The exclusion process (usually) mixes faster than independent particles
The exclusion process is one of the most basic and best studied processes in the literature on interacting particle systems, with connections to card shuffling and statistical mechanics. It has been one of the major examples driving the study of mixing-times. In the exclusion process on an n-vertex graph we have k black particles and n-k white particles, one per site. Each edge rings at rate 1. When an edge rings, the particles occupying its end-points switch positions. Oliveira conjectured that the order of the mixing time of the process is at most that of the mixing-time of k independent particles. Together with Richard Pymar we verify this up to a constant factor for d-regular (or bounded degree) graphs in various cases:
(1) the degree d is at least logarithmic in n, or
(2) the spectral-gap of a single walk is small (at most log number of vertices to the power 4) or
(3) when the number of particles k is roughly \(n^a\) for some constant \(0 \lt a \lt 1\).

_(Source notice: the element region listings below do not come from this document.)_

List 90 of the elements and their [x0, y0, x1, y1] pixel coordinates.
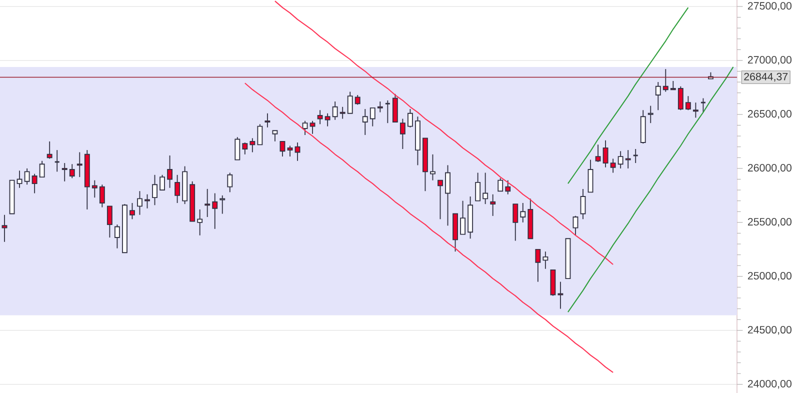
candlestick — [535, 248, 541, 282]
candlestick — [76, 152, 82, 178]
y-tick-label: 26000,00 — [748, 164, 792, 173]
y-tick-label: 24000,00 — [748, 380, 792, 389]
candlestick — [250, 138, 256, 153]
y-tick-label: 27500,00 — [748, 2, 792, 11]
candlestick — [347, 91, 353, 114]
candlestick — [310, 120, 316, 134]
candlestick — [324, 112, 330, 127]
candlestick — [272, 130, 278, 142]
candlestick — [144, 194, 150, 209]
candlestick — [340, 106, 346, 120]
candlestick — [392, 93, 398, 122]
candlestick — [475, 172, 481, 202]
candlestick — [114, 224, 120, 249]
candlestick — [632, 148, 639, 164]
candlestick — [106, 206, 112, 238]
candlestick — [174, 174, 180, 204]
candlestick — [498, 178, 504, 192]
candlestick — [287, 145, 293, 158]
y-tick-label: 25000,00 — [748, 272, 792, 281]
candlestick — [280, 140, 286, 158]
candlestick — [2, 214, 8, 242]
candlestick — [602, 140, 608, 168]
candlestick — [302, 120, 308, 136]
candlestick — [625, 150, 631, 169]
candlestick — [46, 140, 52, 160]
candlestick — [137, 190, 142, 216]
candlestick — [580, 188, 586, 220]
candlestick — [234, 136, 240, 160]
candlestick — [558, 281, 564, 310]
candlestick — [16, 170, 22, 188]
candlestick — [99, 184, 105, 208]
candlestick — [62, 162, 68, 182]
candlestick — [520, 202, 526, 223]
candlestick — [39, 160, 45, 178]
candlestick — [438, 180, 443, 220]
candlestick — [610, 158, 616, 174]
candlestick — [505, 180, 511, 195]
candlestick — [572, 215, 578, 236]
candlestick — [197, 208, 203, 236]
y-tick-label: 25500,00 — [748, 218, 792, 227]
candlestick — [220, 194, 226, 214]
candlestick — [407, 108, 413, 128]
candlestick — [204, 188, 210, 218]
candlestick — [482, 172, 488, 205]
candlestick — [264, 112, 270, 128]
candlestick — [92, 180, 98, 198]
candlestick — [512, 204, 518, 242]
candlestick — [354, 94, 360, 106]
candlestick — [370, 107, 376, 127]
line-series — [244, 82, 614, 374]
candlestick — [257, 124, 263, 146]
candlestick — [212, 192, 218, 230]
candlestick — [54, 150, 60, 172]
candlestick — [445, 164, 450, 226]
candlestick — [160, 174, 165, 190]
candlestick — [130, 202, 135, 220]
candlestick — [294, 142, 300, 162]
candlestick — [24, 168, 30, 186]
candlestick — [618, 150, 624, 169]
candlestick — [685, 96, 691, 111]
candlestick — [542, 251, 548, 270]
candlestick — [648, 105, 654, 124]
ref-line-label: 26844,37 — [744, 72, 788, 82]
candlestick — [362, 108, 368, 136]
y-tick-label: 26500,00 — [748, 110, 792, 119]
candlestick — [242, 142, 248, 155]
candlestick — [227, 172, 233, 193]
candlestick — [678, 86, 684, 111]
candlestick — [69, 164, 75, 179]
candlestick — [655, 82, 661, 111]
candlestick — [460, 200, 466, 235]
y-tick-label: 24500,00 — [748, 326, 792, 335]
candlestick — [384, 100, 391, 124]
candlestick — [332, 101, 338, 120]
candlestick — [662, 68, 668, 92]
candlestick — [430, 154, 436, 181]
candlestick — [167, 155, 173, 188]
y-tick-label: 27000,00 — [748, 56, 792, 65]
candlestick — [595, 144, 601, 162]
candlestick — [317, 110, 323, 125]
candlestick — [32, 173, 38, 194]
candlestick — [152, 174, 158, 206]
candlestick — [490, 194, 496, 216]
candlestick — [692, 102, 698, 118]
candlestick — [700, 98, 706, 113]
candlestick — [588, 159, 594, 193]
candlestick — [377, 101, 383, 113]
candlestick — [400, 118, 406, 150]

In these cases our analysis yields a probabilistic proof of Aldous' famous spectral-gap conjecture (resolved by Caputo et al.).
We also prove a general bound which (when \(k > n^c \)) is within a \(\log \log n\) factor from Oliveira's conjecture.
As applications we get new mixing bounds:
(a) \(O(\log n \log \log n)\) for expanders,
(b) order \( \log (dk) \) for the hypercube \(\{0,1\}^d\) and
(c) order \((\text{diameter})^2 \log k \) for vertex-transitive graphs of moderate growth and for the giant component of supercritical percolation on a torus.